La vision a donc une force d’ancrage qui fait que quand on voit quelque chose on ne peut pas le nier. On l’admet forcément.
La vision est donc forte, elle imprime quelque chose en nous, mais elle est individuelle, subjective.
La vision a un autre gros défaut : elle est éphémère. Une image en chasse une autre. On voit quelque chose, on est convaincu, on voit une autre image et on oublie la première.
Les enfants d’Israël ont vu la révélation au Sinaï : ils ont admis et adhéré. Ils entendent le récit des explorateurs et voient les fruits géants : ils doutent et se rebellent.

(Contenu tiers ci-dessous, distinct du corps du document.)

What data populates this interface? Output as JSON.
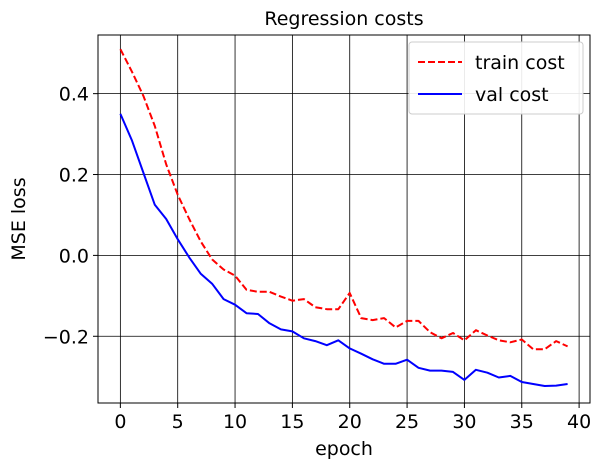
{
  "chart_data": {
    "type": "line",
    "title": "Regression costs",
    "xlabel": "epoch",
    "ylabel": "MSE loss",
    "xlim": [
      -1.95,
      40.95
    ],
    "ylim": [
      -0.365,
      0.545
    ],
    "xticks": [
      0,
      5,
      10,
      15,
      20,
      25,
      30,
      35,
      40
    ],
    "yticks": [
      -0.2,
      0.0,
      0.2,
      0.4
    ],
    "ytick_labels": [
      "−0.2",
      "0.0",
      "0.2",
      "0.4"
    ],
    "grid": true,
    "legend_position": "top-right",
    "series": [
      {
        "name": "train cost",
        "style": "dashed",
        "color": "#ff0000",
        "x": [
          0,
          1,
          2,
          3,
          4,
          5,
          6,
          7,
          8,
          9,
          10,
          11,
          12,
          13,
          14,
          15,
          16,
          17,
          18,
          19,
          20,
          21,
          22,
          23,
          24,
          25,
          26,
          27,
          28,
          29,
          30,
          31,
          32,
          33,
          34,
          35,
          36,
          37,
          38,
          39
        ],
        "values": [
          0.51,
          0.455,
          0.395,
          0.32,
          0.225,
          0.15,
          0.09,
          0.035,
          -0.01,
          -0.035,
          -0.05,
          -0.085,
          -0.09,
          -0.09,
          -0.102,
          -0.112,
          -0.108,
          -0.128,
          -0.133,
          -0.133,
          -0.093,
          -0.155,
          -0.16,
          -0.155,
          -0.178,
          -0.162,
          -0.162,
          -0.19,
          -0.205,
          -0.192,
          -0.21,
          -0.185,
          -0.198,
          -0.21,
          -0.215,
          -0.208,
          -0.232,
          -0.232,
          -0.212,
          -0.225
        ]
      },
      {
        "name": "val cost",
        "style": "solid",
        "color": "#0000ff",
        "x": [
          0,
          1,
          2,
          3,
          4,
          5,
          6,
          7,
          8,
          9,
          10,
          11,
          12,
          13,
          14,
          15,
          16,
          17,
          18,
          19,
          20,
          21,
          22,
          23,
          24,
          25,
          26,
          27,
          28,
          29,
          30,
          31,
          32,
          33,
          34,
          35,
          36,
          37,
          38,
          39
        ],
        "values": [
          0.35,
          0.285,
          0.205,
          0.125,
          0.09,
          0.04,
          -0.005,
          -0.045,
          -0.07,
          -0.108,
          -0.122,
          -0.143,
          -0.145,
          -0.168,
          -0.183,
          -0.188,
          -0.205,
          -0.212,
          -0.222,
          -0.21,
          -0.23,
          -0.243,
          -0.257,
          -0.268,
          -0.268,
          -0.258,
          -0.278,
          -0.285,
          -0.285,
          -0.288,
          -0.308,
          -0.283,
          -0.29,
          -0.302,
          -0.298,
          -0.313,
          -0.318,
          -0.323,
          -0.322,
          -0.318
        ]
      }
    ]
  }
}
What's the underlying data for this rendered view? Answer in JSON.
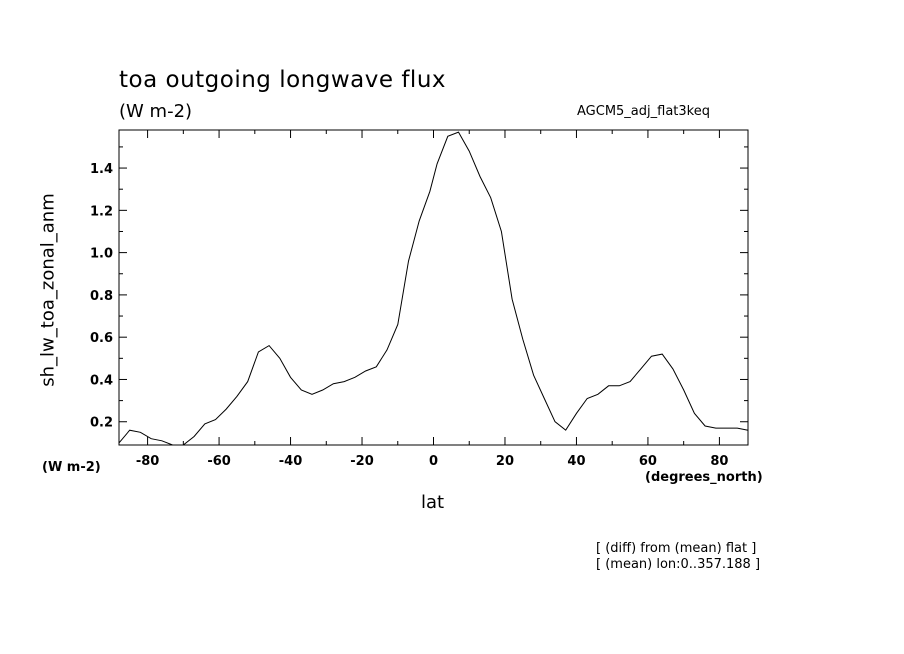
{
  "chart_data": {
    "type": "line",
    "title": "toa outgoing longwave flux",
    "units": "(W m-2)",
    "experiment": "AGCM5_adj_flat3keq",
    "ylabel": "sh_lw_toa_zonal_anm",
    "xlabel": "lat",
    "y_units_label": "(W m-2)",
    "x_units_label": "(degrees_north)",
    "notes": [
      "[ (diff) from (mean) flat ]",
      "[ (mean) lon:0..357.188 ]"
    ],
    "xlim": [
      -88,
      88
    ],
    "ylim": [
      0.09,
      1.58
    ],
    "xticks": [
      -80,
      -60,
      -40,
      -20,
      0,
      20,
      40,
      60,
      80
    ],
    "xtick_labels": [
      "-80",
      "-60",
      "-40",
      "-20",
      "0",
      "20",
      "40",
      "60",
      "80"
    ],
    "yticks": [
      0.2,
      0.4,
      0.6,
      0.8,
      1.0,
      1.2,
      1.4
    ],
    "ytick_labels": [
      "0.2",
      "0.4",
      "0.6",
      "0.8",
      "1.0",
      "1.2",
      "1.4"
    ],
    "grid": false,
    "series": [
      {
        "x": [
          -88,
          -85,
          -82,
          -79,
          -76,
          -73,
          -70,
          -67,
          -64,
          -61,
          -58,
          -55,
          -52,
          -49,
          -46,
          -43,
          -40,
          -37,
          -34,
          -31,
          -28,
          -25,
          -22,
          -19,
          -16,
          -13,
          -10,
          -7,
          -4,
          -1,
          1,
          4,
          7,
          10,
          13,
          16,
          19,
          22,
          25,
          28,
          31,
          34,
          37,
          40,
          43,
          46,
          49,
          52,
          55,
          58,
          61,
          64,
          67,
          70,
          73,
          76,
          79,
          82,
          85,
          88
        ],
        "y": [
          0.1,
          0.16,
          0.15,
          0.12,
          0.11,
          0.09,
          0.09,
          0.13,
          0.19,
          0.21,
          0.26,
          0.32,
          0.39,
          0.53,
          0.56,
          0.5,
          0.41,
          0.35,
          0.33,
          0.35,
          0.38,
          0.39,
          0.41,
          0.44,
          0.46,
          0.54,
          0.66,
          0.96,
          1.15,
          1.29,
          1.42,
          1.55,
          1.57,
          1.48,
          1.36,
          1.26,
          1.1,
          0.78,
          0.59,
          0.42,
          0.31,
          0.2,
          0.16,
          0.24,
          0.31,
          0.33,
          0.37,
          0.37,
          0.39,
          0.45,
          0.51,
          0.52,
          0.45,
          0.35,
          0.24,
          0.18,
          0.17,
          0.17,
          0.17,
          0.16
        ]
      }
    ]
  }
}
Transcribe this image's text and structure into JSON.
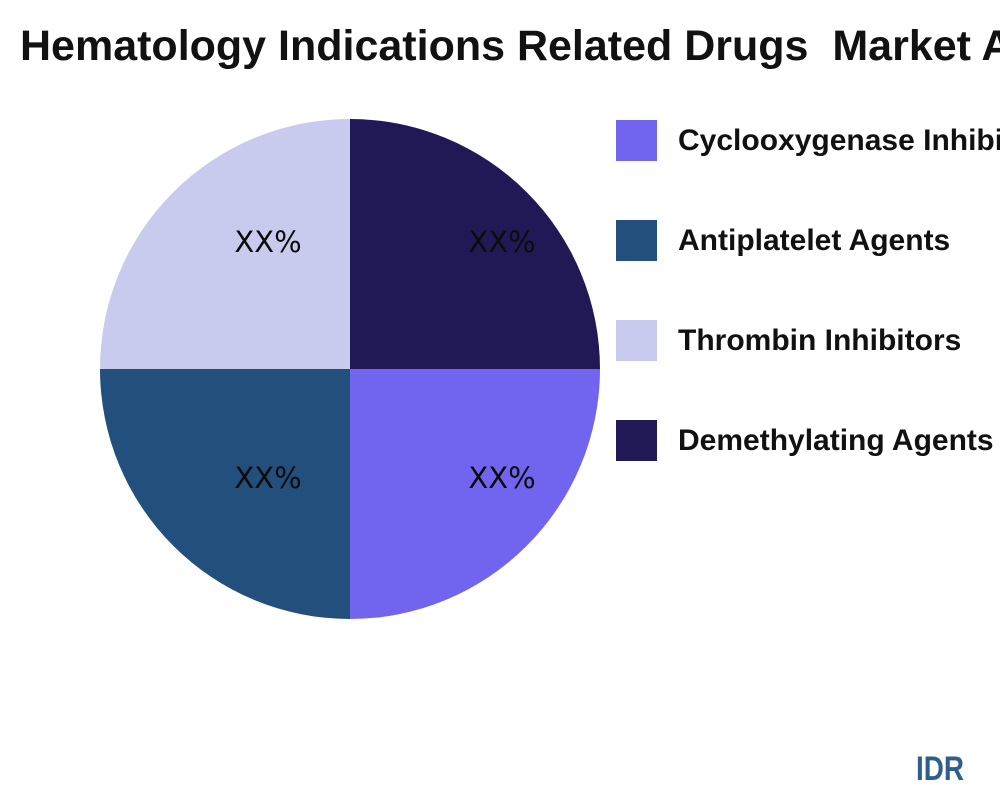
{
  "chart_data": {
    "type": "pie",
    "title": "Hematology Indications Related Drugs  Market Analysis",
    "values_unit": "percent",
    "slices": [
      {
        "label": "Cyclooxygenase Inhibitors",
        "value": 25,
        "value_label": "XX%",
        "color": "#7165EF"
      },
      {
        "label": "Antiplatelet Agents",
        "value": 25,
        "value_label": "XX%",
        "color": "#224F7C"
      },
      {
        "label": "Thrombin Inhibitors",
        "value": 25,
        "value_label": "XX%",
        "color": "#C9CBEE"
      },
      {
        "label": "Demethylating Agents",
        "value": 25,
        "value_label": "XX%",
        "color": "#211956"
      }
    ],
    "clockwise_from_top": [
      3,
      0,
      1,
      2
    ],
    "legend_position": "right",
    "grid": false
  },
  "branding": {
    "logo_text": "IDR",
    "logo_color": "#2E5F8C"
  }
}
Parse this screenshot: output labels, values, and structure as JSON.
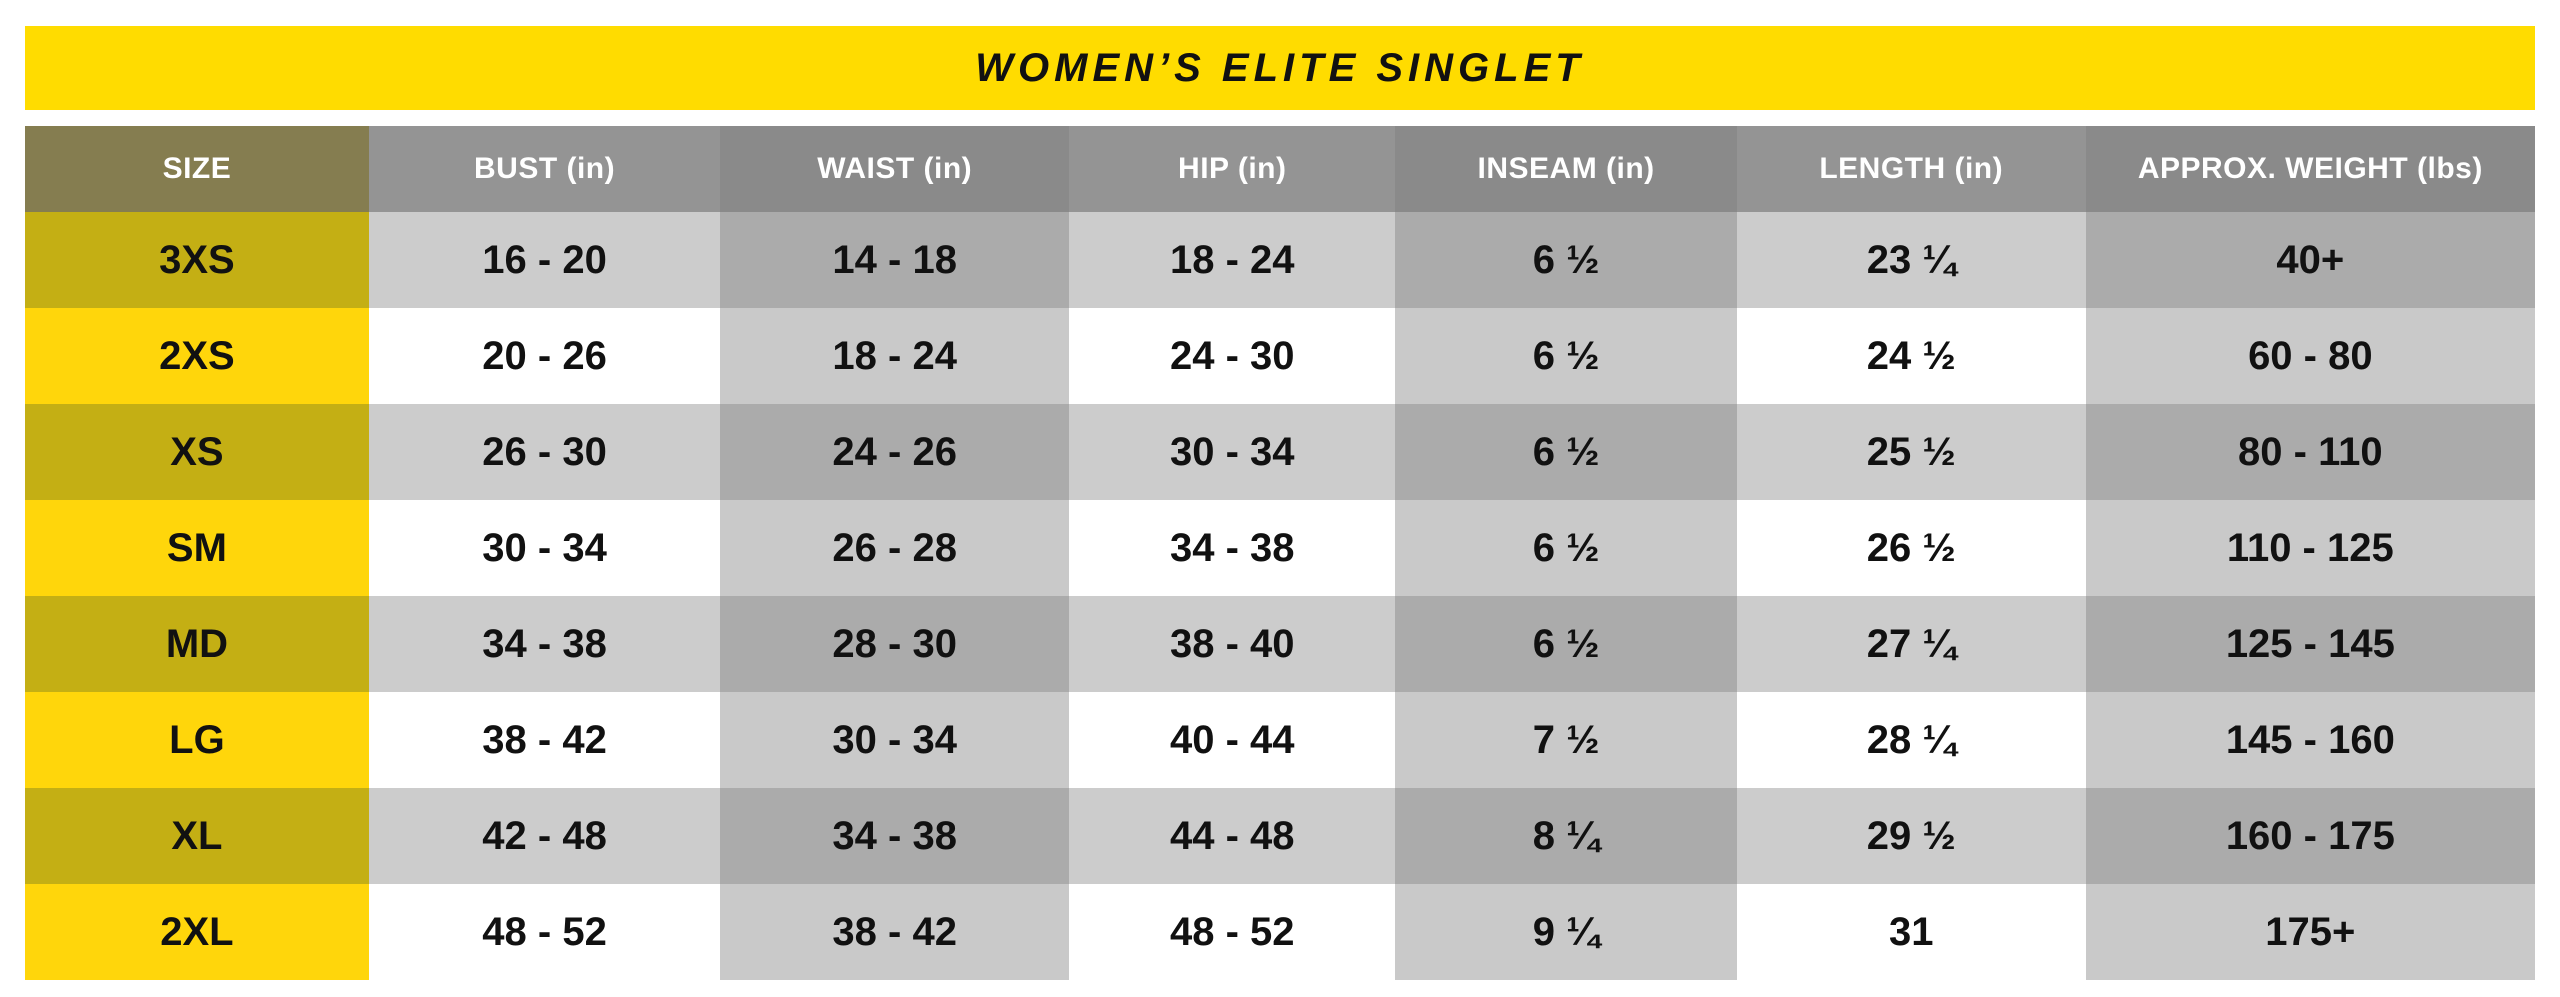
{
  "title": "WOMEN’S ELITE SINGLET",
  "colors": {
    "title_bg": "#FFDC00",
    "header_size_bg": "#857D50",
    "header_light_bg": "#949494",
    "header_dark_bg": "#8A8A8A",
    "row_odd_size_bg": "#C4AF14",
    "row_even_size_bg": "#FFD60B",
    "row_odd_light_bg": "#CCCCCC",
    "row_odd_dark_bg": "#ABABAB",
    "row_even_light_bg": "#FFFFFF",
    "row_even_dark_bg": "#C9C9C9",
    "header_text": "#FFFFFF",
    "body_text": "#111111"
  },
  "chart_data": {
    "type": "table",
    "title": "WOMEN’S ELITE SINGLET",
    "columns": [
      "SIZE",
      "BUST (in)",
      "WAIST (in)",
      "HIP (in)",
      "INSEAM (in)",
      "LENGTH (in)",
      "APPROX. WEIGHT (lbs)"
    ],
    "column_widths_pct": [
      13.7,
      14.0,
      13.9,
      13.0,
      13.6,
      13.9,
      17.9
    ],
    "rows": [
      [
        "3XS",
        "16 - 20",
        "14 - 18",
        "18 - 24",
        "6 ½",
        "23 ¼",
        "40+"
      ],
      [
        "2XS",
        "20 - 26",
        "18 - 24",
        "24 - 30",
        "6 ½",
        "24 ½",
        "60 - 80"
      ],
      [
        "XS",
        "26 - 30",
        "24 - 26",
        "30 - 34",
        "6 ½",
        "25 ½",
        "80 - 110"
      ],
      [
        "SM",
        "30 - 34",
        "26 - 28",
        "34 - 38",
        "6 ½",
        "26 ½",
        "110 - 125"
      ],
      [
        "MD",
        "34 - 38",
        "28 - 30",
        "38 - 40",
        "6 ½",
        "27 ¼",
        "125 - 145"
      ],
      [
        "LG",
        "38 - 42",
        "30 - 34",
        "40 - 44",
        "7 ½",
        "28 ¼",
        "145 - 160"
      ],
      [
        "XL",
        "42 - 48",
        "34 - 38",
        "44 - 48",
        "8 ¼",
        "29 ½",
        "160 - 175"
      ],
      [
        "2XL",
        "48 - 52",
        "38 - 42",
        "48 - 52",
        "9 ¼",
        "31",
        "175+"
      ]
    ]
  }
}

Une nouvelle manifestation divine et la rébellion s’éteint. Une image en chasse une autre.
Alors que c’est le peuple qui a parlé avec D.ieu les « yeux dans les yeux », « face à face » et malgré cela il se rebelle à répétition.
La révélation est marquante mais éphémère. La vision est forte mais pas durable et il faut donc renouveler sans cesse la révélation pour obtenir l’adhésion du peuple.
Mais alors comment faire sans renouveler la révélation sans cesse ?
Et c’est donc ici qu’intervient les tsitsit.
Tout d’abord cette mitsva est emblématique, on dit qu’à elle seule, elle vaut toutes les autres mitsvot rassemblées. C’est énorme et tout à fait surprenant. On a plutôt l’impression ici d’être en présence d’une mitsva d’ordre technique, presque « folklorique ».
Et pourtant…
« Vous les verrez et vous vous souviendrez ». Oui, tout est là. Les fils des tsitsit forment 613 noeuds et sont donc là pour nous rappeler sans cesse les 613 commandements. Les fils sont bleu ciel pour nous rappeler la couleur du ciel et donc la présence divine permanente.
Nous avons l’obligation de nous souvenir. Le souvenir, ce devoir de mémoire forge notre identité individuelle et collective.
Et pour que mémoire soit faite il faut deux choses indispensables. L’une est le récit, le fait de parler, de transmettre et l’autre est le rite, en l’occurrence celui du port du tsitsit, le vecteur qui transforme ce que l’on voit en mémoire.
Les tsitsit tirent ainsi leçon du défaut de la vision que l’on a compris dans le passage sur les explorateurs.

La vision engendre la mémoire, la mémoire incite à l’action.